Ninth in a series.
Meet nine people who were directly affected by the 911 attacks and hear where they are ten years later.
“You want to play in the back yard, son?” April Gallop says to the lanky 10-year-old tailing her on the front walk of a neat frame house in a Richmond suburb. “You go around; I’ll be right there.”
Elisha Gallop wears a straw hat and flip-flops in the heat of a July afternoon. He gives his mom a smile and runs to lift a heavy padlock from a side gate. The half-finished fence, being built by volunteers, remains open at the rear; anyone could walk in. But she still craves the reassuring click of a solid padlock.
“I won’t let him outside by himself,” Gallop says in a low voice, looking down the street. A woman walks her dog across the way, not glancing over, not giving a neighborly wave. “There have been some comments.”
Gallop leans against her car, a cherry-red BMW with a license plate that reads “A OVRCMER” and a fuel door that is slightly ajar.
“Now who’s been messing with this?” she murmurs, pushing it closed, scanning the yard again.
A “No Trespassing” sign is tucked into a trellis. Another is planted by the door. A third, askew between the glass and the closed blinds of a front window, warns that the property is under video surveillance. On a tidy, sunny block, it’s a house in a defensive crouch.
Gallop leans against the car and pulls papers from an envelope that a Chesterfield County deputy sheriff hand-delivered a few hours earlier. It’s another threat from the landlord.
“Why is this happening?” she asks.
The lease payments are up to date, paid during the past six years by a Pentagon Sept. 11 survivors’ fund. She thought she was renting to own, but now the property owner wants the house back. Gallop has an appointment with a lawyer the next morning. A new one. Is this the sixth or the seventh? It’s hard to remember all the lawsuits filed, the claims denied, the appeals that go ’round and ’round.
“Evidently he has formed some kind of opinion about me,” she says of the owner.
Maybe he’s like the neighbor who spit on her driveway a few months ago as Gallop hustled back behind the lowered blinds, away from the growing wariness of the neighborhood, ignoring the invitation to explain her “un-American” views and this business of Gallop v. Cheney.
“I think they Googled ‘April Gallop’ and didn’t like what they saw,” she says.
Ten years ago, there was no contrail of derision attached to her name. That was before she had fought with government agencies and private charities and school systems and she hadn’t yet sued airlines and banks and Osama bin Laden and the highest officials in the United States.
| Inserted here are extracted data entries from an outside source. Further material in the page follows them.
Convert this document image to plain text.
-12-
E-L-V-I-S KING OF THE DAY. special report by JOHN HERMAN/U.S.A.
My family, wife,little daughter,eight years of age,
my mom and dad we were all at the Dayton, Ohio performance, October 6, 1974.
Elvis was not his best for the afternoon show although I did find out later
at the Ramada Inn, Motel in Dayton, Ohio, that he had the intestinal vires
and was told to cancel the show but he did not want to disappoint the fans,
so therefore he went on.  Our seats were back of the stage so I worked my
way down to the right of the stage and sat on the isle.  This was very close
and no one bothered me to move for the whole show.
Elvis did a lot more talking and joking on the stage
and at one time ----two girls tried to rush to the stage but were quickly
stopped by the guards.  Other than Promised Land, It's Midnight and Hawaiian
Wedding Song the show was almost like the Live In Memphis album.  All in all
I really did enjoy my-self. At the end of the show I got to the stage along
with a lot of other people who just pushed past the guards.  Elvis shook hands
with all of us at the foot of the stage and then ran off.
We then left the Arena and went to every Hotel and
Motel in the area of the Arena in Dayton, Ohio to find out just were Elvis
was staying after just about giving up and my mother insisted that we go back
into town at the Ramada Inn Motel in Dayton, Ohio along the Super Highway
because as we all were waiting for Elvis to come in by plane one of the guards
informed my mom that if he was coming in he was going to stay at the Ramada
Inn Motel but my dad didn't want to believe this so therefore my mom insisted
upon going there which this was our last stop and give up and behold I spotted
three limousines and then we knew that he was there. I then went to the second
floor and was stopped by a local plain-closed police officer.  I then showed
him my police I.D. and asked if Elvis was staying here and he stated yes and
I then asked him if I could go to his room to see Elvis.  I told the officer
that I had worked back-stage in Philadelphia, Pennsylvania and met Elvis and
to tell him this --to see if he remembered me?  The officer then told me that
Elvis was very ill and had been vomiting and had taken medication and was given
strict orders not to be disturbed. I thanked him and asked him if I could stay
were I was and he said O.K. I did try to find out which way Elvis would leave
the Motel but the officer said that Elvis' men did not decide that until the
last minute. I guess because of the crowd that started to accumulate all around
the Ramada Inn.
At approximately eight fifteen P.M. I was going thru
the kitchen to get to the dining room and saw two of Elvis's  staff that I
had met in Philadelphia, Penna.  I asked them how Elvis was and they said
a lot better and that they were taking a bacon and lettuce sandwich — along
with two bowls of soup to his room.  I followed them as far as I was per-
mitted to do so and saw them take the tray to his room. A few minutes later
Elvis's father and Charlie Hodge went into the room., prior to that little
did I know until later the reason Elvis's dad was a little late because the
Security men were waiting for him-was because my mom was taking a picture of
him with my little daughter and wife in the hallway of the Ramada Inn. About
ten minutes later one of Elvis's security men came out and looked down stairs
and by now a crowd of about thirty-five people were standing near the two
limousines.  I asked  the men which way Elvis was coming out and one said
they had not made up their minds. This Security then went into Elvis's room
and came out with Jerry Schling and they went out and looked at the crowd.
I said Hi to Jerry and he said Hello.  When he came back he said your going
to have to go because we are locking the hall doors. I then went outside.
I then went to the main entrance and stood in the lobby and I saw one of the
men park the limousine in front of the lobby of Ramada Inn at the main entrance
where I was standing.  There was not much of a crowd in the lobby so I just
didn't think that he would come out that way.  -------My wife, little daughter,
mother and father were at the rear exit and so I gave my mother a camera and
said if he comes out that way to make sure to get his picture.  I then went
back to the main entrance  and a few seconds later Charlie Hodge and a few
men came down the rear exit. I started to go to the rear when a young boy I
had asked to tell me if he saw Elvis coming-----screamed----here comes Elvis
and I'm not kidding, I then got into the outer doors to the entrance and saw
Before she had formally accused her government of making up that story about an airliner crashing into her Pentagon office.
She holds up her hands.
“All I’m doing is asking questions. When you walk out barefoot and you don’t step on any plane parts. . . .”
The hands come down, tired.
“Lord, help me make sense of this.”
Things stopped making sense on that brilliant September morning just as she pushed the button on her computer to start the day. In that moment, everything secure and understandable in the world fell on her head in a deafening avalanche of ceiling tiles and body parts.